You can improve this using Fibonacci (or Zeckendorf) encoding - every string ends in 11. So we have: 1 11 2 bits 2 011 3 bits 3 0011 4 bits 4 1011 4 bits 5 00011 5 bits 6 10011 5 bits 7 01011 5 bits 8 000011 6 bits etc. Note, by the way, that changing the radix as the number of symbols increases is *not* using the same encoding regardless of the number of symbols. Franklin T. Adams-Watters -----Original Message----- From: Henry Baker <hbaker1@pipeline.com> Franklin, Steve, David, et al: After a little thinking, I reinvented ternary encoding (or arbitrary radix encoding for radices 2^k-1).
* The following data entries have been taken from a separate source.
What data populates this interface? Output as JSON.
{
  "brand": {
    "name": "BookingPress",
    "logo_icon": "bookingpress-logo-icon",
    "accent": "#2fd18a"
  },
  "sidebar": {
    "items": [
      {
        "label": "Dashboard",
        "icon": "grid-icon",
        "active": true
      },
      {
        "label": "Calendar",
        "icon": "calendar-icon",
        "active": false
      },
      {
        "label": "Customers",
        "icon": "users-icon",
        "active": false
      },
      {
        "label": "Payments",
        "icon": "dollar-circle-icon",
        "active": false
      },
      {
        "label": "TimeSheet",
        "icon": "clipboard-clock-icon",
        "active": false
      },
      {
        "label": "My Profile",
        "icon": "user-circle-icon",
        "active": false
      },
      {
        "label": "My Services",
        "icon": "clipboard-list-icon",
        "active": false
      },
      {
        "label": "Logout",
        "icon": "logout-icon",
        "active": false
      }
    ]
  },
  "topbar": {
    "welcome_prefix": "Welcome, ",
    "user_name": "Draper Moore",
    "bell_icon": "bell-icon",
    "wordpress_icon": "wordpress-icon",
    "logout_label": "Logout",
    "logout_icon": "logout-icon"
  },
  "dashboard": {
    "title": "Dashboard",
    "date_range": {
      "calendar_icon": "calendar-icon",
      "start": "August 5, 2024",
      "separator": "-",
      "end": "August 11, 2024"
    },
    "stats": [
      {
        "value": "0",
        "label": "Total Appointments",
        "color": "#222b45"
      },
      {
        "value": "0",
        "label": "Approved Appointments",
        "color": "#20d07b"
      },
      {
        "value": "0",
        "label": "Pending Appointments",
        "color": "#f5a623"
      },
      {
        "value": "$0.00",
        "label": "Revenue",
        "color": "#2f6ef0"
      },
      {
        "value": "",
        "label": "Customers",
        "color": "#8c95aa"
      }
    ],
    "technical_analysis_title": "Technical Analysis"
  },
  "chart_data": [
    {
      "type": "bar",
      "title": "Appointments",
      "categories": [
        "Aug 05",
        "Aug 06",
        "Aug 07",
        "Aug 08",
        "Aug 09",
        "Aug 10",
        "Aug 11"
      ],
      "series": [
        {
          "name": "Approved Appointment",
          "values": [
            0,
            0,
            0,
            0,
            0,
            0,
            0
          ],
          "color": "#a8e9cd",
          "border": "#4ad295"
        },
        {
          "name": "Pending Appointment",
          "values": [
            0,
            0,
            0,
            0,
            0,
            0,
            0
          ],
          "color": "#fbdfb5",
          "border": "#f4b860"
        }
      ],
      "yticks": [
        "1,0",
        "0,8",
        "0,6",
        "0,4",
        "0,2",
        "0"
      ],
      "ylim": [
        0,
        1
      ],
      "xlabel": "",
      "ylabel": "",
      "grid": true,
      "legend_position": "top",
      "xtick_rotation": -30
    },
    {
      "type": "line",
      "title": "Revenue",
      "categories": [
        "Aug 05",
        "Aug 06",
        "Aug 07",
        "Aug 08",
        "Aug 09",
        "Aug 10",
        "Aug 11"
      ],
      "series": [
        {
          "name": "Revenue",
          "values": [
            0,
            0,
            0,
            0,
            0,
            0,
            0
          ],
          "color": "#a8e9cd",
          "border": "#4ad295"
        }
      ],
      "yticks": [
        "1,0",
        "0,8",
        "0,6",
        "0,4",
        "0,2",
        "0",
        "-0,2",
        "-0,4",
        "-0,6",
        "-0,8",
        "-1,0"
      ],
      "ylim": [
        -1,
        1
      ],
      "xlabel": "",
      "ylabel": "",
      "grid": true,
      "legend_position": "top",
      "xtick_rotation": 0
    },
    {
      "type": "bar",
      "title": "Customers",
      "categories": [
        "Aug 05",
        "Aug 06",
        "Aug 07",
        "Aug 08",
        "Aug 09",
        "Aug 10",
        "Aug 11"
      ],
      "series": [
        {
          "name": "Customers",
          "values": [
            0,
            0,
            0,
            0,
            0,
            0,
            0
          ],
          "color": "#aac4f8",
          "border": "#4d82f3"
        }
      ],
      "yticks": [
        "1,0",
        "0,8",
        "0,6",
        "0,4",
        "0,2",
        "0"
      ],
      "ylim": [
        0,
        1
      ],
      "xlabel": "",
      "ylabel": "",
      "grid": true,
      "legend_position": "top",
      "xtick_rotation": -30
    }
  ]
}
The idea is similar to normal decimal notation, except that we use a radix of 3 or 7 or 15 or ... The reason for not using binary encoding is that we have to encode a "comma" or something to delimit the end of the integer, so we use up one of the "digits" for this purpose. The larger the radix, the smaller the coding loss. Here are ternary encodings for small integers: 1 1_ (4 bits, 2 bits per character) 2 2_ 4 bits 3 10_ 6 bits 4 11_ 6 bits 5 12_ 6 bits 6 20_ 6 bits 7 21_ 6 bits 8 22_ 6 bits 9 100_ 8 bits ... Actually, since the first digit is always 1 or 2, we can subtract 1 bit from the (ternary) encoding without any loss. The calculation below did not make this optimization. For a Zipf alphabet of 2^20 symbols, this ternary encoding scheme gets an efficiency of 88.4%. For a Zipf alphabet of 2^20 symbols, a radix-7 (septary?) scheme gets an efficiency of 97%. Once again, the smoothness of the Zipf distribution allows us to ignore some of the inefficiencies for the first few symbols. At 02:48 PM 6/20/2006, franktaw@netscape.net wrote:
I'm not sure exactly you define efficiency, but I'm pretty sure that this is impossible. If the first k values use half the available code space, as n goes to infinity this half of the code space will be used for values with asymptotically zero (O(1/log(n)) of the probability distribution. I don't see how this can be anything but inefficient.
Franklin T. Adams-Watters
-----Original Message----- From: Henry Baker <hbaker1@pipeline.com>
Is there a better encoding of Zipf alphabets such that the encoding of the symbol of relative probability 1/i is _independent_ of the alphabet size and the encoding tends towards 100% efficiency asymptotically?